Of course this isn't a writing post, or a video or even a truly philosophical utterance - just a footnote I felt like including. It's out of my control the length doesn't stick to my formatting, but so is most things. Regardless of such, it bears no more constitution than what is required out of this - so I shall no more even put the slightest of thought. If you're flustered, be so but you are angry at how you perceive the piece in front of you. If you are not, so much a Stoic you are, but maybe out in this instance only and you must be denoted as a "stoic" in this instance. If you are a sage, so much the better for you - may one share thy wisdom to those not a sage then?

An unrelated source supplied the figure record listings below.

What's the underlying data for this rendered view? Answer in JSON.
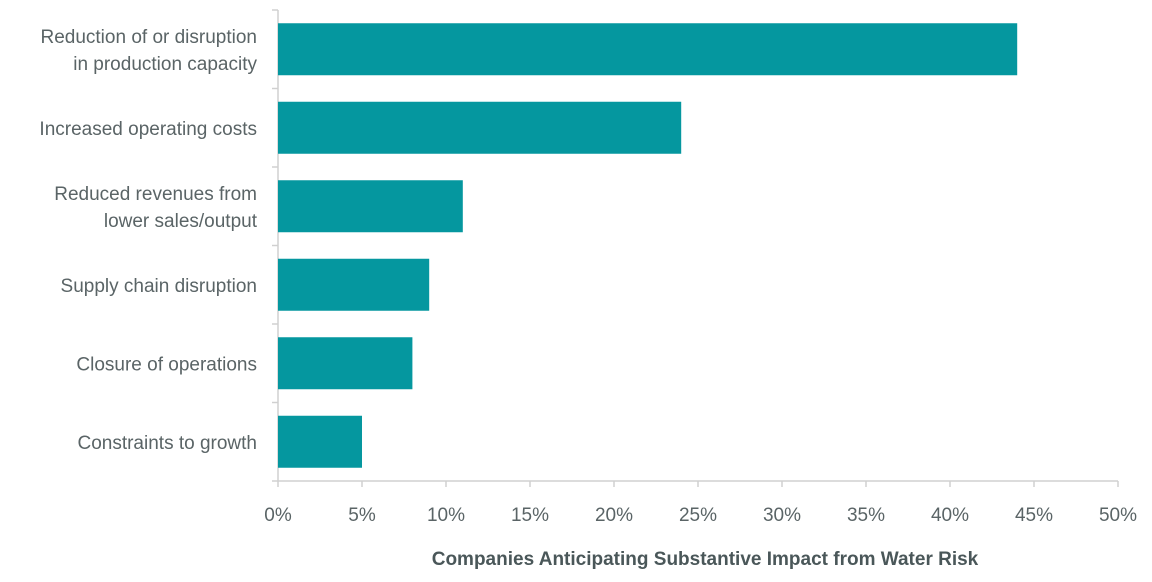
{
  "chart_data": {
    "type": "bar",
    "orientation": "horizontal",
    "categories": [
      [
        "Reduction of or disruption",
        "in production capacity"
      ],
      [
        "Increased operating costs"
      ],
      [
        "Reduced revenues from",
        "lower sales/output"
      ],
      [
        "Supply chain disruption"
      ],
      [
        "Closure of operations"
      ],
      [
        "Constraints to growth"
      ]
    ],
    "values": [
      44,
      24,
      11,
      9,
      8,
      5
    ],
    "xlabel": "Companies Anticipating Substantive Impact from Water Risk",
    "ylabel": "",
    "xlim": [
      0,
      50
    ],
    "xticks": [
      0,
      5,
      10,
      15,
      20,
      25,
      30,
      35,
      40,
      45,
      50
    ],
    "xtick_labels": [
      "0%",
      "5%",
      "10%",
      "15%",
      "20%",
      "25%",
      "30%",
      "35%",
      "40%",
      "45%",
      "50%"
    ],
    "grid": false,
    "legend": "none",
    "colors": {
      "bar": "#05979F",
      "text": "#5A6466",
      "axis": "#D0D0D0",
      "title": "#4A5759"
    }
  }
}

"Consider when, on a voyage, your ship is anchored; if you go on shore to get water you may along the way amuse yourself with picking up a shellish, or an onion. However, your thoughts and continual attention ought to be bent towards the ship, waiting for the captain to call on board; you must then immediately leave all these things, otherwise you will be thrown into the ship, bound neck and feet like a sheep."
Epictetus, 7th § of the Enchiridion.